How Mr. Rogers shaped what it means to grow up — and live in Pittsburgh

Innovation Hub

It’s difficult to find a more admired man than Fred Rogers. On TV, he was kind, comforting, and guided kids through the countless struggles and decisions that make up childhood. But what about the man behind Mr. Rogers’ Neighborhood? What type of person was he?

Well, if you were looking for any salacious details or juicy gossip, sorry to disappoint. 

Hedda Sharapan was there at the creation — and met Mr. Rogers before he was Mr. Rogers. She had just graduated from college, and was looking for a job at a local TV station before heading off to grad school.

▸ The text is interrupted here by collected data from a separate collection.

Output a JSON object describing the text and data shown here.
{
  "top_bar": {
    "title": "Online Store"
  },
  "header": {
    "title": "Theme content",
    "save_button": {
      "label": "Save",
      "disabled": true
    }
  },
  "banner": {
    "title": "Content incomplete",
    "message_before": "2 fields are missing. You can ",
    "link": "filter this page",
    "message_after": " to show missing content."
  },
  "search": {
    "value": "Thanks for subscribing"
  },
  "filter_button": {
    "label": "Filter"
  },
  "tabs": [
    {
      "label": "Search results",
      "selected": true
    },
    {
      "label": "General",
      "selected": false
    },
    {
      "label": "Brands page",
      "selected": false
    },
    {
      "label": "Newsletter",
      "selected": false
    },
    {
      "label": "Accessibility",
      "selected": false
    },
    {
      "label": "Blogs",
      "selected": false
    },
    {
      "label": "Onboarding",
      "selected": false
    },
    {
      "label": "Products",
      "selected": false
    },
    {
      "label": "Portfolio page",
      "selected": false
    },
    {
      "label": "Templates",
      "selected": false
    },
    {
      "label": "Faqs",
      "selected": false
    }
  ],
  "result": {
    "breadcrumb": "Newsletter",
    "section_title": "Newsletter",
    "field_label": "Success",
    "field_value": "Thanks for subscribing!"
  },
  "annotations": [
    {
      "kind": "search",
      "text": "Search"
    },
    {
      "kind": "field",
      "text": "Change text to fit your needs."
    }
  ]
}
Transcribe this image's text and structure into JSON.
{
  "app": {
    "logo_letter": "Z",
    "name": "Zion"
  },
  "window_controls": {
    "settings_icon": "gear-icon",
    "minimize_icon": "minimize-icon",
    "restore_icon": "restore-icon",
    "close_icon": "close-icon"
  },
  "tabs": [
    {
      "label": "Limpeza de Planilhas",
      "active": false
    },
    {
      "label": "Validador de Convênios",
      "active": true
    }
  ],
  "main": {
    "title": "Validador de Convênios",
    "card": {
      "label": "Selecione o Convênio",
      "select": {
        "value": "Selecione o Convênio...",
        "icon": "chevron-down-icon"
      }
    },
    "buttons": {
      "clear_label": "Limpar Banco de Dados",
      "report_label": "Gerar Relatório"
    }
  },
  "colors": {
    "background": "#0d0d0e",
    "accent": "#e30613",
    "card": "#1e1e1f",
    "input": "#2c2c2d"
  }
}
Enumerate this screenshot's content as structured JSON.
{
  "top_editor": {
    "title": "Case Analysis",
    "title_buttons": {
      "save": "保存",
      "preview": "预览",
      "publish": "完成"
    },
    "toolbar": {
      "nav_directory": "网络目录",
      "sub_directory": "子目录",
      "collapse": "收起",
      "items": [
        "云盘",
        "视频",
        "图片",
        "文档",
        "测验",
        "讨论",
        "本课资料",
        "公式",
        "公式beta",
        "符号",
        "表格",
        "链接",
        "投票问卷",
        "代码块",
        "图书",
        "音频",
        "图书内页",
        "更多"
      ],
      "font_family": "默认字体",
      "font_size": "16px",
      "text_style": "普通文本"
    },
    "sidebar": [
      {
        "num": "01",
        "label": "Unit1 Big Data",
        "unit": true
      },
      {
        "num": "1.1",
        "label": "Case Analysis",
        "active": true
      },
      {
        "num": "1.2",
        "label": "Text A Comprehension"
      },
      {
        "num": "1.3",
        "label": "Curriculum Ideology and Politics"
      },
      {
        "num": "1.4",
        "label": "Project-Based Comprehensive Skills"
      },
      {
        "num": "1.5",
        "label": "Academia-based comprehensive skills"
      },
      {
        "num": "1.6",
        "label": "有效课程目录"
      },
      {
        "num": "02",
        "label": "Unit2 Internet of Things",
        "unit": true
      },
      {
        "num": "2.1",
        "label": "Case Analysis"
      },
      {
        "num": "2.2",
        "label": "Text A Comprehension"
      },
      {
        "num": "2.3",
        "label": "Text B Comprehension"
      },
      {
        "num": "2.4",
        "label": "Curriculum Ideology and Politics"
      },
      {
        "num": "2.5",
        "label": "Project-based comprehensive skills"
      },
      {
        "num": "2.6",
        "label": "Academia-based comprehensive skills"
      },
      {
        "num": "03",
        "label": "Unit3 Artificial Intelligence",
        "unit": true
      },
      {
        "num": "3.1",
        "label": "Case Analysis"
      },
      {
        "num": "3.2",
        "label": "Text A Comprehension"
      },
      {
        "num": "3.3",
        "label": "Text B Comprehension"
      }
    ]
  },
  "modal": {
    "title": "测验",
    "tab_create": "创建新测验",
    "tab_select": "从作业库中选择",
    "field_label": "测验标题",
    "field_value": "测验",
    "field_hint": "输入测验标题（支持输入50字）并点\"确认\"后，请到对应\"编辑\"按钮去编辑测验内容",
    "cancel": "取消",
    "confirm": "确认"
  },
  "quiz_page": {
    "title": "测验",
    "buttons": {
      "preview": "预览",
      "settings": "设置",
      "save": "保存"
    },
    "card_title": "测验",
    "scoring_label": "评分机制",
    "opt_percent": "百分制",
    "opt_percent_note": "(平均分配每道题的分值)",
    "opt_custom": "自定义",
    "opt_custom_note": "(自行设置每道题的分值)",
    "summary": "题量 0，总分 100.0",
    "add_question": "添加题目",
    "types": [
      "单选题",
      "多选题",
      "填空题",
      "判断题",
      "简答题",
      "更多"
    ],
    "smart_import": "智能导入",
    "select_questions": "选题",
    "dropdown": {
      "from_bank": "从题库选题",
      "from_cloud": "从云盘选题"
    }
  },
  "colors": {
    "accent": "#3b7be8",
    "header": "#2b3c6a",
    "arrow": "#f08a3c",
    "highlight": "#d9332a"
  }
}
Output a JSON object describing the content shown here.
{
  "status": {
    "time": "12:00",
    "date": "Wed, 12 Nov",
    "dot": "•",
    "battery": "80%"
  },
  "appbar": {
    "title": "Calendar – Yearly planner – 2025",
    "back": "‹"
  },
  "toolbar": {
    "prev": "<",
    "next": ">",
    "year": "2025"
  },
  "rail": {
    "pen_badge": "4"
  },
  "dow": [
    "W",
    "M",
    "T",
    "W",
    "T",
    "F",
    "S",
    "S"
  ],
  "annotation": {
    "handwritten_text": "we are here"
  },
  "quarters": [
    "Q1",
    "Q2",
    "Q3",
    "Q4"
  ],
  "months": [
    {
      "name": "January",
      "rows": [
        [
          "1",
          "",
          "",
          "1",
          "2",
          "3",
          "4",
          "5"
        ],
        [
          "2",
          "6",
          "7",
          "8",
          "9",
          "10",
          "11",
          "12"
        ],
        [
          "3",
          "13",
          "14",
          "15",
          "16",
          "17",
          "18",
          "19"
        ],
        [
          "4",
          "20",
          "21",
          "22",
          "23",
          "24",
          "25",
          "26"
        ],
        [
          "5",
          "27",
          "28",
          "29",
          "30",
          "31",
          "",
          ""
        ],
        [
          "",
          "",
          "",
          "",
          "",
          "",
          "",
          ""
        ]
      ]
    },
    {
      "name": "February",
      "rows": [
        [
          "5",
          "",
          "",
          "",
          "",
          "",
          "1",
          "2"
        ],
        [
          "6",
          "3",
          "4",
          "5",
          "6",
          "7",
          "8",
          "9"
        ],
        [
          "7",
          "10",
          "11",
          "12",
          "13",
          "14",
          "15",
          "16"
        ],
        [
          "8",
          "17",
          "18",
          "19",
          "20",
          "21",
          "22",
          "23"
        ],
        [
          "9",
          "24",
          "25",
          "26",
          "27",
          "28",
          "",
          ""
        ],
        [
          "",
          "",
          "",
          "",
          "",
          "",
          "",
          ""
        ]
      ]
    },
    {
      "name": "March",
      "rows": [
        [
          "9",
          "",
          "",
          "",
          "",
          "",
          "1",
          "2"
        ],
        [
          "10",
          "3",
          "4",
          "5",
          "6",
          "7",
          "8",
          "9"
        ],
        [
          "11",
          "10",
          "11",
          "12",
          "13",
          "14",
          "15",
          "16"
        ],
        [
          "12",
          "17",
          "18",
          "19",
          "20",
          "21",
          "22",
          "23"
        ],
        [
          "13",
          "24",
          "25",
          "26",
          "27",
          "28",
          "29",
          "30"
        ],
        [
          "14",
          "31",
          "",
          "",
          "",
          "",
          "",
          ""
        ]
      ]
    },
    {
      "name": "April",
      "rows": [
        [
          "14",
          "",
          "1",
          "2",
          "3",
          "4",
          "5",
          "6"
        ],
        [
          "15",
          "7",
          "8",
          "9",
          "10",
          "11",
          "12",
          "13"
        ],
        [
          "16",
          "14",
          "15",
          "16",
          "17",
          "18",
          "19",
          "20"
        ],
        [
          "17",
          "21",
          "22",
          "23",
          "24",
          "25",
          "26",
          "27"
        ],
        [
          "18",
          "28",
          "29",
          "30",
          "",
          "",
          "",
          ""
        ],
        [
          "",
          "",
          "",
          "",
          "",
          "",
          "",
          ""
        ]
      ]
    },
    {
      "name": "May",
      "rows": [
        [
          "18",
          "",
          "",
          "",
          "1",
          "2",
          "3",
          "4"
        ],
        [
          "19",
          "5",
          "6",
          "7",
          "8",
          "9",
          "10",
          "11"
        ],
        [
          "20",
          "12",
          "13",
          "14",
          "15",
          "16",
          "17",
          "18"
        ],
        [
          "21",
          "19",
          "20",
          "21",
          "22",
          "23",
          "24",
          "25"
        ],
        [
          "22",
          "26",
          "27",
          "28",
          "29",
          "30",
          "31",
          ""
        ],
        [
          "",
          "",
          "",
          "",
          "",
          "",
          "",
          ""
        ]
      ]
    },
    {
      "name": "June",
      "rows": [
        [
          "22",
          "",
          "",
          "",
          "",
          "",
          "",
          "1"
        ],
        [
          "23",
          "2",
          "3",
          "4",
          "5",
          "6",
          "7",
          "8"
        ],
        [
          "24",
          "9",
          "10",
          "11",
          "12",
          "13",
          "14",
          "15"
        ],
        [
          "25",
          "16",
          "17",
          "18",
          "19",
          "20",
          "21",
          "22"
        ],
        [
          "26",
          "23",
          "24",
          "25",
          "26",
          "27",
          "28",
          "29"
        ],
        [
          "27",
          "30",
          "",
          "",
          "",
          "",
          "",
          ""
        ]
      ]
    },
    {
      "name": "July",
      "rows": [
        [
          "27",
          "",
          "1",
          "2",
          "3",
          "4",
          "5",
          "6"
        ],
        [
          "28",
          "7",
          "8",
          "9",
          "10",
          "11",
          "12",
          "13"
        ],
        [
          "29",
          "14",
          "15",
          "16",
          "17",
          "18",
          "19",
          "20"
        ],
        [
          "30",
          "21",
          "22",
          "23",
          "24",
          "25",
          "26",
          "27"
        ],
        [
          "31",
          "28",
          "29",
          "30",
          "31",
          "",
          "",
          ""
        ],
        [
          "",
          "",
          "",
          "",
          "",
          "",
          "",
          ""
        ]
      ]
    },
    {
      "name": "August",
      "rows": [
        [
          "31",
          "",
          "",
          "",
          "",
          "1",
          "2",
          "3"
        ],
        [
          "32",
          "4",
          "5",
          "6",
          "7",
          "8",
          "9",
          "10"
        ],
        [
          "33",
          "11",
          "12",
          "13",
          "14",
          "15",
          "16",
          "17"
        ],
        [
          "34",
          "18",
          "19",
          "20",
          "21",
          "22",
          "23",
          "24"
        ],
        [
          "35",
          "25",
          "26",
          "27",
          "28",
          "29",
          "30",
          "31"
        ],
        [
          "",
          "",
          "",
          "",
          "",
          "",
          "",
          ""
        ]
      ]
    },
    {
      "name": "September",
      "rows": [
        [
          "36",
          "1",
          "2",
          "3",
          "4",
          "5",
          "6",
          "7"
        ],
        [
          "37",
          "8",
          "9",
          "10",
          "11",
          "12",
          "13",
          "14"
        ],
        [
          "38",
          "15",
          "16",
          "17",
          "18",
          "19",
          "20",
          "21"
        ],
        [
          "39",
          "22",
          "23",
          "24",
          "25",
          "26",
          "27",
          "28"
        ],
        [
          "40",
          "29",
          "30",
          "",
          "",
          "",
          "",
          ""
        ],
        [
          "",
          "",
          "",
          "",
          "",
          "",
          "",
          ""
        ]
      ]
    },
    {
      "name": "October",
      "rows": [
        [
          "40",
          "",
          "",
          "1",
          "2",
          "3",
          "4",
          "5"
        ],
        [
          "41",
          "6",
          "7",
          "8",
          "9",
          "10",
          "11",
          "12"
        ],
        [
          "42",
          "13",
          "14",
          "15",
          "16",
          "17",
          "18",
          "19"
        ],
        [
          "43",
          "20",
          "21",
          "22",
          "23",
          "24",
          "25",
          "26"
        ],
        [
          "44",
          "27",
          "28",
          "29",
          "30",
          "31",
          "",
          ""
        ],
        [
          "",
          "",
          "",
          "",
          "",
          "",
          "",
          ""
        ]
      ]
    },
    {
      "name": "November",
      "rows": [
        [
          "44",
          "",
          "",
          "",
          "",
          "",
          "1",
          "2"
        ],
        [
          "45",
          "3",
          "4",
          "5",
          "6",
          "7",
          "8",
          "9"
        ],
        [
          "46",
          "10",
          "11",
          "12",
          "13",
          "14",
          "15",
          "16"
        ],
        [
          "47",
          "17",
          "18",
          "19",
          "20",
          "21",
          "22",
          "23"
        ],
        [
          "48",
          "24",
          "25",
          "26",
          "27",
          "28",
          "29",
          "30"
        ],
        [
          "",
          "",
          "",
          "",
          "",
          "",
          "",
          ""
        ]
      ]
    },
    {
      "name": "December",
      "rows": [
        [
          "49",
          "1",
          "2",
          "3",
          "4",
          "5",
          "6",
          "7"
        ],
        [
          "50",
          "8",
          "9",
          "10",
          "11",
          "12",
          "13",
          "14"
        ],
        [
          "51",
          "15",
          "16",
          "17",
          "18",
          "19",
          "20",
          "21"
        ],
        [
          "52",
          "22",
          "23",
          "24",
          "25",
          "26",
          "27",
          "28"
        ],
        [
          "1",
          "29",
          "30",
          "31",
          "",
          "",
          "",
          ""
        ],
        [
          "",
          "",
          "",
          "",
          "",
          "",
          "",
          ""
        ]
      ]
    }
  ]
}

She was told to talk to a guy named Fred Rogers, who, Sharapan points out, didn’t originally plan to go into children’s television.

“When Fred Rogers graduated from Rollins College with a degree in music composition, he was originally going into the ministry,” Sharapan says. “But he happened to see some children’s television, and he said there was a lot of pies in faces, and clown stuff, and he said that children deserve better.”

Rogers told Sharapan that to really do children’s TV right, she should get a degree in child development.

She did, and she eagerly joined his great experiment.

At the beginning, there was basically no staff, and she wasn’t making a penny. But there were signs very early on that Mr. Rogers’ Neighborhood would find a niche with American kids — and blaze a new trail for childrens’ shows.

Sharapan says “what made Mr. Rogers’ Neighborhood so different is the time Fred spent listening to children and trying to understand, what are they worried about? What are they thinking about? What helps them feel better?”

So he started every show by sitting down with his audience, taking off his work clothes and shoes, and putting on a sweater that his mother had knitted him.

Though he wasn’t always successful in actually getting that sweater on. Sharapan remembers that, “in one of the early programs, like 1970, Fred came into his television house and sang the opening song, and started putting on his sweater as he was singing, and he actually buttoned his sweater wrong. And he looked down and said ‘did you ever do anything like that. I thought I got it just right.’ That’s a wonderful moment of understanding what was different about Mr. Rogers’ Neighborhood. What Fred wanted to do was to give children really important life lessons, messages about the world.”

The folksiness, the slowness and the intricate Land of Make Believe marked a different sort of children’s TV show.

And it turned Fred Rogers into an icon.

His company lives on — and you can see his legacy elsewhere, as well. Like in the Children’s Museum of Pittsburgh. Today, the museum houses some artifacts — like King Friday (who was actually named King Friday to help children get over their fears of Friday the 13th) and Queen Sarah and, of course, the sweaters.

But those artifacts are off to the side in the museum, out of the way to create room for new museum projects like a Maker Space — where kids can use cloth and wood, circuits and LED lights to build whatever they want.

Bill Schlageter, the director of marketing at the Children’s Museum, thinks Fred Rogers would be proud to see Pittsburgh vaulting kids into the future.

“Since the demise of the steel industry, it has become very important for something to emerge from the ashes, it was devastating. I arrived in Pittsburgh in 1988, and still then Pittsburgh was reeling. I think the spirit of the city, the know-how, the sticktoitiveness, the we-can-do-it attitude, is part of the DNA. Some people like to pigeonhole it as manufacturing, I think of it more as a spirit. And from that spirit an amazing renaissance in this city has a occurred, in a direction nobody saw coming.”

And, well, that’s a neighborhood that Mr. Rogers could be proud of.